Latino children fare badly in latest analysis of child data

LatinaLista — The 23rd edition of the KIDS COUNT Data Book published by the Annie E. Casey Foundation has been released and while the findings are not surprising, they do validate news headlines and what service organizations are seeing in their communities — families are still struggling.

In turn, that’s producing a mixed picture for the nation’s children. According to the report, there has actually been some progress made — more students graduating from high school, national reading and math scores trending up, slightly more children covered by health insurance, and mortality rates down for children. As the report’s authors noted, there’s still room, lots of room, for improvement in these areas but they signal positive trends.

What’s not positive is that, more than ever, disparities are deepening among children based on income, race and ethnicity.

Standardized test scores between affluent and low-income students has grown by about 40 percent since the 1960s and is now double the testing gap between African Americans and non-Hispanic whites, which declined over the same period.

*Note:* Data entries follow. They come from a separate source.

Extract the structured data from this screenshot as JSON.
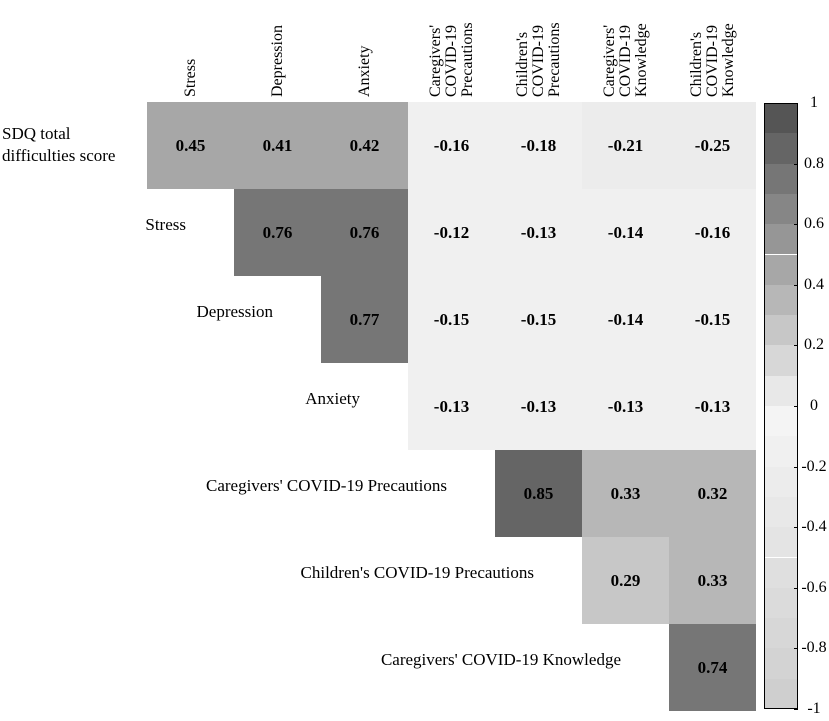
{
  "chart_data": {
    "type": "heatmap",
    "columns": [
      "Stress",
      "Depression",
      "Anxiety",
      "Caregivers' COVID-19 Precautions",
      "Children's COVID-19 Precautions",
      "Caregivers' COVID-19 Knowledge",
      "Children's COVID-19 Knowledge"
    ],
    "rows": [
      "SDQ total difficulties score",
      "Stress",
      "Depression",
      "Anxiety",
      "Caregivers' COVID-19 Precautions",
      "Children's COVID-19 Precautions",
      "Caregivers' COVID-19 Knowledge"
    ],
    "values": [
      [
        0.45,
        0.41,
        0.42,
        -0.16,
        -0.18,
        -0.21,
        -0.25
      ],
      [
        null,
        0.76,
        0.76,
        -0.12,
        -0.13,
        -0.14,
        -0.16
      ],
      [
        null,
        null,
        0.77,
        -0.15,
        -0.15,
        -0.14,
        -0.15
      ],
      [
        null,
        null,
        null,
        -0.13,
        -0.13,
        -0.13,
        -0.13
      ],
      [
        null,
        null,
        null,
        null,
        0.85,
        0.33,
        0.32
      ],
      [
        null,
        null,
        null,
        null,
        null,
        0.29,
        0.33
      ],
      [
        null,
        null,
        null,
        null,
        null,
        null,
        0.74
      ]
    ],
    "colormap": {
      "low": "#cfcfcf",
      "mid": "#f8f8f8",
      "high": "#555555"
    },
    "colorbar_lim": [
      -1,
      1
    ],
    "colorbar_ticks": [
      1,
      0.8,
      0.6,
      0.4,
      0.2,
      0,
      -0.2,
      -0.4,
      -0.6,
      -0.8,
      -1
    ]
  }
}
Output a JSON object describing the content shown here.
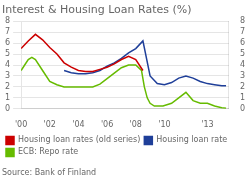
{
  "chart_data": {
    "type": "line",
    "title": "Interest & Housing Loan Rates (%)",
    "annotations": [
      "Source: Bank of Finland"
    ],
    "xlim": [
      2000,
      2014.5
    ],
    "xticks": [
      {
        "value": 2000,
        "label": "'00"
      },
      {
        "value": 2002,
        "label": "'02"
      },
      {
        "value": 2004,
        "label": "'04"
      },
      {
        "value": 2006,
        "label": "'06"
      },
      {
        "value": 2008,
        "label": "'08"
      },
      {
        "value": 2010,
        "label": "'10"
      },
      {
        "value": 2013,
        "label": "'13"
      }
    ],
    "ylim": [
      0,
      8
    ],
    "yticks": [
      0,
      1,
      2,
      3,
      4,
      5,
      6,
      7,
      8
    ],
    "y2lim": [
      0,
      8
    ],
    "y2ticks": [
      0,
      1,
      2,
      3,
      4,
      5,
      6,
      7,
      8
    ],
    "grid": "y",
    "legend": "bottom",
    "series": [
      {
        "name": "Housing loan rates (old series)",
        "color": "#cc0000",
        "x": [
          2000.0,
          2000.5,
          2001.0,
          2001.5,
          2002.0,
          2002.5,
          2003.0,
          2003.5,
          2004.0,
          2004.5,
          2005.0,
          2005.5,
          2006.0,
          2006.5,
          2007.0,
          2007.5,
          2008.0,
          2008.5
        ],
        "values": [
          5.5,
          6.2,
          6.8,
          6.3,
          5.6,
          5.0,
          4.2,
          3.8,
          3.5,
          3.4,
          3.4,
          3.6,
          3.8,
          4.1,
          4.5,
          4.8,
          4.5,
          3.5
        ]
      },
      {
        "name": "Housing loan rate",
        "color": "#1f3f99",
        "x": [
          2003.0,
          2003.5,
          2004.0,
          2004.5,
          2005.0,
          2005.5,
          2006.0,
          2006.5,
          2007.0,
          2007.5,
          2008.0,
          2008.5,
          2009.0,
          2009.0,
          2009.5,
          2010.0,
          2010.5,
          2011.0,
          2011.5,
          2012.0,
          2012.5,
          2013.0,
          2013.5,
          2014.0,
          2014.3
        ],
        "values": [
          3.5,
          3.3,
          3.2,
          3.2,
          3.3,
          3.5,
          3.9,
          4.2,
          4.6,
          5.1,
          5.5,
          6.2,
          3.0,
          3.0,
          2.3,
          2.2,
          2.4,
          2.8,
          3.0,
          2.8,
          2.5,
          2.3,
          2.2,
          2.1,
          2.1
        ]
      },
      {
        "name": "ECB: Repo rate",
        "color": "#66bb00",
        "x": [
          2000.0,
          2000.25,
          2000.5,
          2000.75,
          2001.0,
          2001.5,
          2002.0,
          2002.5,
          2003.0,
          2003.5,
          2004.0,
          2004.5,
          2005.0,
          2005.5,
          2006.0,
          2006.5,
          2007.0,
          2007.5,
          2008.0,
          2008.4,
          2008.6,
          2008.8,
          2009.0,
          2009.3,
          2009.6,
          2009.9,
          2010.5,
          2011.0,
          2011.5,
          2012.0,
          2012.5,
          2013.0,
          2013.5,
          2014.0,
          2014.3
        ],
        "values": [
          3.5,
          4.0,
          4.5,
          4.7,
          4.5,
          3.5,
          2.5,
          2.2,
          2.0,
          2.0,
          2.0,
          2.0,
          2.0,
          2.25,
          2.75,
          3.25,
          3.75,
          4.0,
          4.0,
          3.5,
          2.0,
          1.0,
          0.5,
          0.25,
          0.25,
          0.25,
          0.5,
          1.0,
          1.5,
          0.75,
          0.5,
          0.5,
          0.25,
          0.1,
          0.05
        ]
      }
    ]
  }
}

From 2000 to 2010, the number of children living in poverty jumped from 12.2 million to 15.7 million, an increase of nearly 30 percent. The additional 3.5 million children living in poverty is nearly equivalent to the entire population of the city of Los Angeles.

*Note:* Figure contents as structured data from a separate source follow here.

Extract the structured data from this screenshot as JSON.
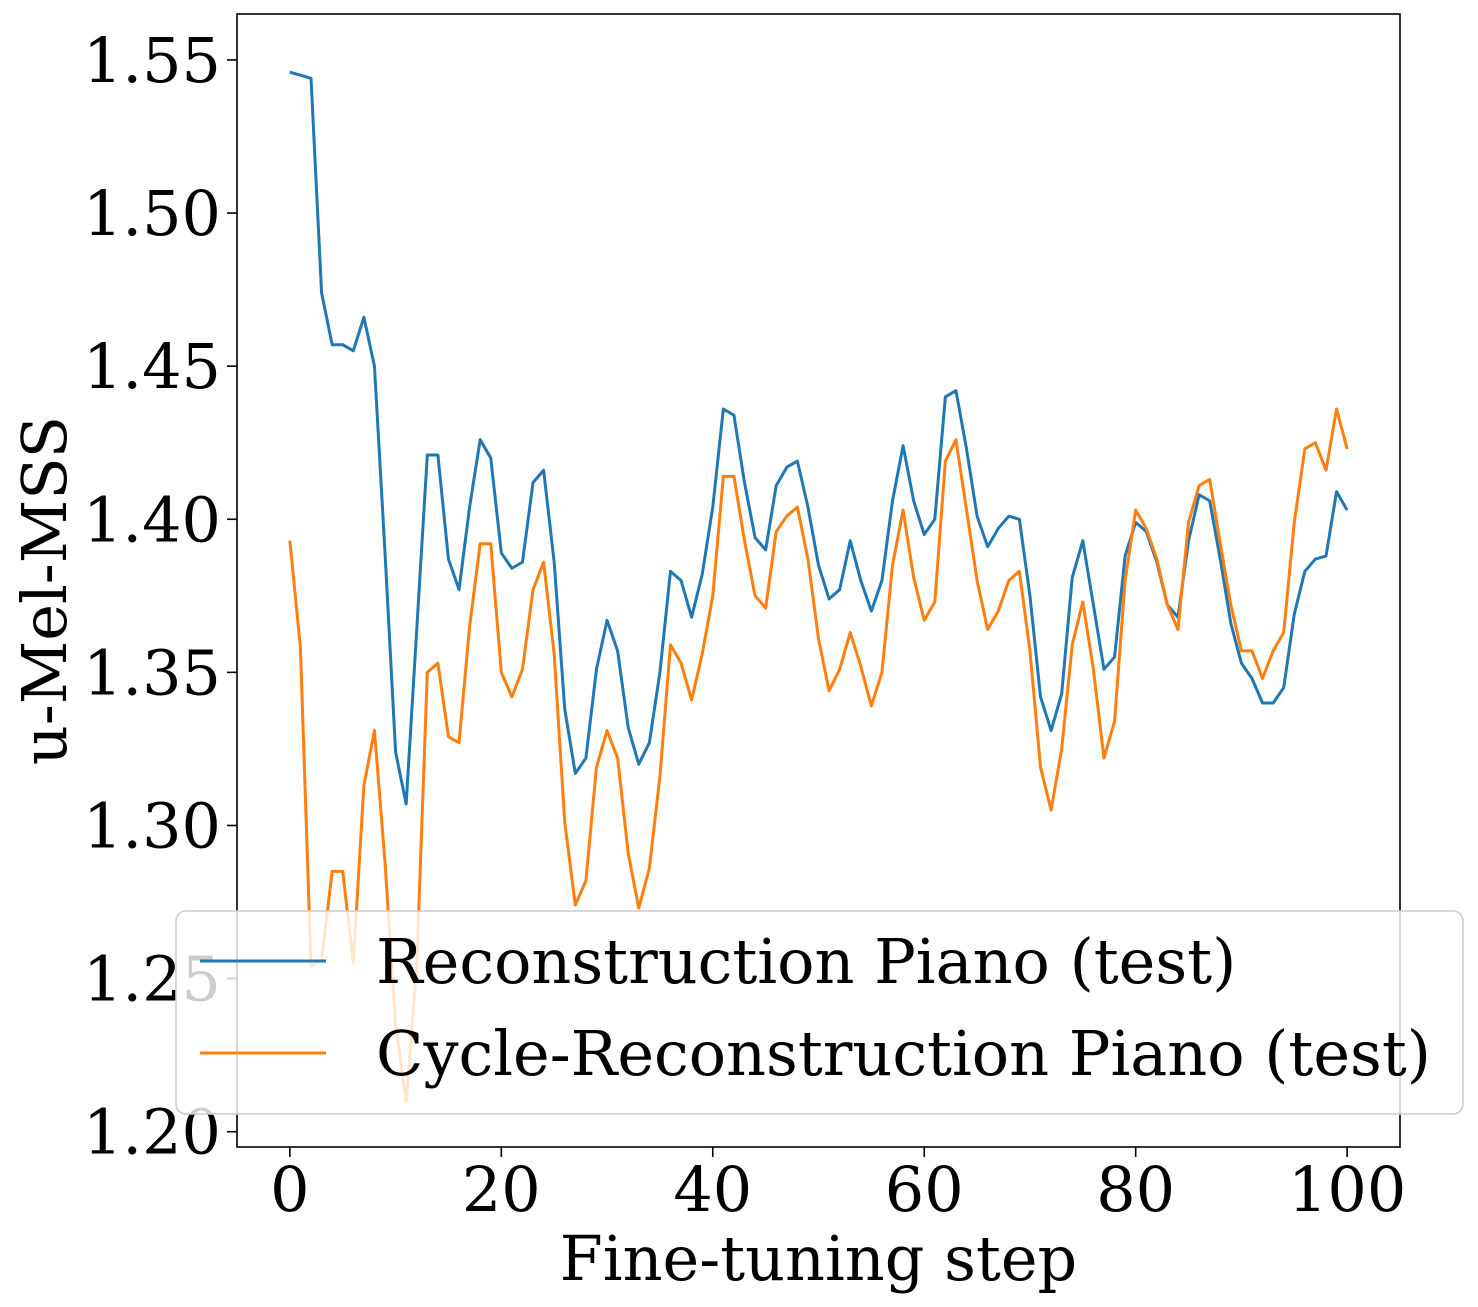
{
  "chart_data": {
    "type": "line",
    "title": "",
    "xlabel": "Fine-tuning step",
    "ylabel": "u-Mel-MSS",
    "xlim": [
      -5,
      105
    ],
    "ylim": [
      1.195,
      1.565
    ],
    "xticks": [
      0,
      20,
      40,
      60,
      80,
      100
    ],
    "xtick_labels": [
      "0",
      "20",
      "40",
      "60",
      "80",
      "100"
    ],
    "yticks": [
      1.2,
      1.25,
      1.3,
      1.35,
      1.4,
      1.45,
      1.5,
      1.55
    ],
    "ytick_labels": [
      "1.20",
      "1.25",
      "1.30",
      "1.35",
      "1.40",
      "1.45",
      "1.50",
      "1.55"
    ],
    "grid": false,
    "legend_position": "lower-right",
    "series": [
      {
        "name": "Reconstruction Piano (test)",
        "color": "#1f77b4",
        "x": [
          0,
          1,
          2,
          3,
          4,
          5,
          6,
          7,
          8,
          9,
          10,
          11,
          12,
          13,
          14,
          15,
          16,
          17,
          18,
          19,
          20,
          21,
          22,
          23,
          24,
          25,
          26,
          27,
          28,
          29,
          30,
          31,
          32,
          33,
          34,
          35,
          36,
          37,
          38,
          39,
          40,
          41,
          42,
          43,
          44,
          45,
          46,
          47,
          48,
          49,
          50,
          51,
          52,
          53,
          54,
          55,
          56,
          57,
          58,
          59,
          60,
          61,
          62,
          63,
          64,
          65,
          66,
          67,
          68,
          69,
          70,
          71,
          72,
          73,
          74,
          75,
          76,
          77,
          78,
          79,
          80,
          81,
          82,
          83,
          84,
          85,
          86,
          87,
          88,
          89,
          90,
          91,
          92,
          93,
          94,
          95,
          96,
          97,
          98,
          99,
          100
        ],
        "y": [
          1.546,
          1.545,
          1.544,
          1.474,
          1.457,
          1.457,
          1.455,
          1.466,
          1.45,
          1.389,
          1.324,
          1.307,
          1.364,
          1.421,
          1.421,
          1.387,
          1.377,
          1.404,
          1.426,
          1.42,
          1.389,
          1.384,
          1.386,
          1.412,
          1.416,
          1.386,
          1.338,
          1.317,
          1.322,
          1.351,
          1.367,
          1.357,
          1.332,
          1.32,
          1.327,
          1.35,
          1.383,
          1.38,
          1.368,
          1.382,
          1.404,
          1.436,
          1.434,
          1.412,
          1.394,
          1.39,
          1.411,
          1.417,
          1.419,
          1.404,
          1.385,
          1.374,
          1.377,
          1.393,
          1.38,
          1.37,
          1.38,
          1.406,
          1.424,
          1.406,
          1.395,
          1.4,
          1.44,
          1.442,
          1.423,
          1.401,
          1.391,
          1.397,
          1.401,
          1.4,
          1.375,
          1.342,
          1.331,
          1.343,
          1.381,
          1.393,
          1.372,
          1.351,
          1.355,
          1.388,
          1.399,
          1.396,
          1.386,
          1.372,
          1.368,
          1.393,
          1.408,
          1.406,
          1.387,
          1.366,
          1.353,
          1.348,
          1.34,
          1.34,
          1.345,
          1.369,
          1.383,
          1.387,
          1.388,
          1.409,
          1.403
        ]
      },
      {
        "name": "Cycle-Reconstruction Piano (test)",
        "color": "#ff7f0e",
        "x": [
          0,
          1,
          2,
          3,
          4,
          5,
          6,
          7,
          8,
          9,
          10,
          11,
          12,
          13,
          14,
          15,
          16,
          17,
          18,
          19,
          20,
          21,
          22,
          23,
          24,
          25,
          26,
          27,
          28,
          29,
          30,
          31,
          32,
          33,
          34,
          35,
          36,
          37,
          38,
          39,
          40,
          41,
          42,
          43,
          44,
          45,
          46,
          47,
          48,
          49,
          50,
          51,
          52,
          53,
          54,
          55,
          56,
          57,
          58,
          59,
          60,
          61,
          62,
          63,
          64,
          65,
          66,
          67,
          68,
          69,
          70,
          71,
          72,
          73,
          74,
          75,
          76,
          77,
          78,
          79,
          80,
          81,
          82,
          83,
          84,
          85,
          86,
          87,
          88,
          89,
          90,
          91,
          92,
          93,
          94,
          95,
          96,
          97,
          98,
          99,
          100
        ],
        "y": [
          1.393,
          1.358,
          1.254,
          1.256,
          1.285,
          1.285,
          1.255,
          1.313,
          1.331,
          1.288,
          1.235,
          1.21,
          1.254,
          1.35,
          1.353,
          1.329,
          1.327,
          1.365,
          1.392,
          1.392,
          1.35,
          1.342,
          1.351,
          1.377,
          1.386,
          1.356,
          1.301,
          1.274,
          1.282,
          1.319,
          1.331,
          1.322,
          1.291,
          1.273,
          1.286,
          1.316,
          1.359,
          1.353,
          1.341,
          1.356,
          1.375,
          1.414,
          1.414,
          1.393,
          1.375,
          1.371,
          1.396,
          1.401,
          1.404,
          1.387,
          1.361,
          1.344,
          1.351,
          1.363,
          1.352,
          1.339,
          1.35,
          1.385,
          1.403,
          1.381,
          1.367,
          1.373,
          1.419,
          1.426,
          1.403,
          1.38,
          1.364,
          1.37,
          1.38,
          1.383,
          1.357,
          1.319,
          1.305,
          1.325,
          1.359,
          1.373,
          1.351,
          1.322,
          1.334,
          1.38,
          1.403,
          1.397,
          1.387,
          1.372,
          1.364,
          1.399,
          1.411,
          1.413,
          1.392,
          1.372,
          1.357,
          1.357,
          1.348,
          1.357,
          1.363,
          1.399,
          1.423,
          1.425,
          1.416,
          1.436,
          1.423
        ]
      }
    ]
  }
}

African-American children are nine times as likely as non-Hispanic white children to live in high-poverty census tracts. For Latino children, the risk is more than six times that of white children. African-American and Latino children are far more likely than white children to live in poor families, regardless of whether they live in high-poverty neighborhoods.

If there was one bit of disturbingly surprising information, it was that the United States ranked 27 out of 31 developed countries in a study measuring for equal opportunities, which determine a child’s chance to “thrive and mature” into successful contributors of a given economy. In other words, it measures children’s chances to attain the American Dream, when speaking about the U.S.

Such a low ranking isn’t indicative of a sluggish economy that is linked to a global recession, but rather it’s indicative of the attitudes that now prevail in this country from Washington on down when it comes to people of color, the poor and the basic rights for quality healthcare, education and programs and services that nurture and guide those families most vulnerable and at risk.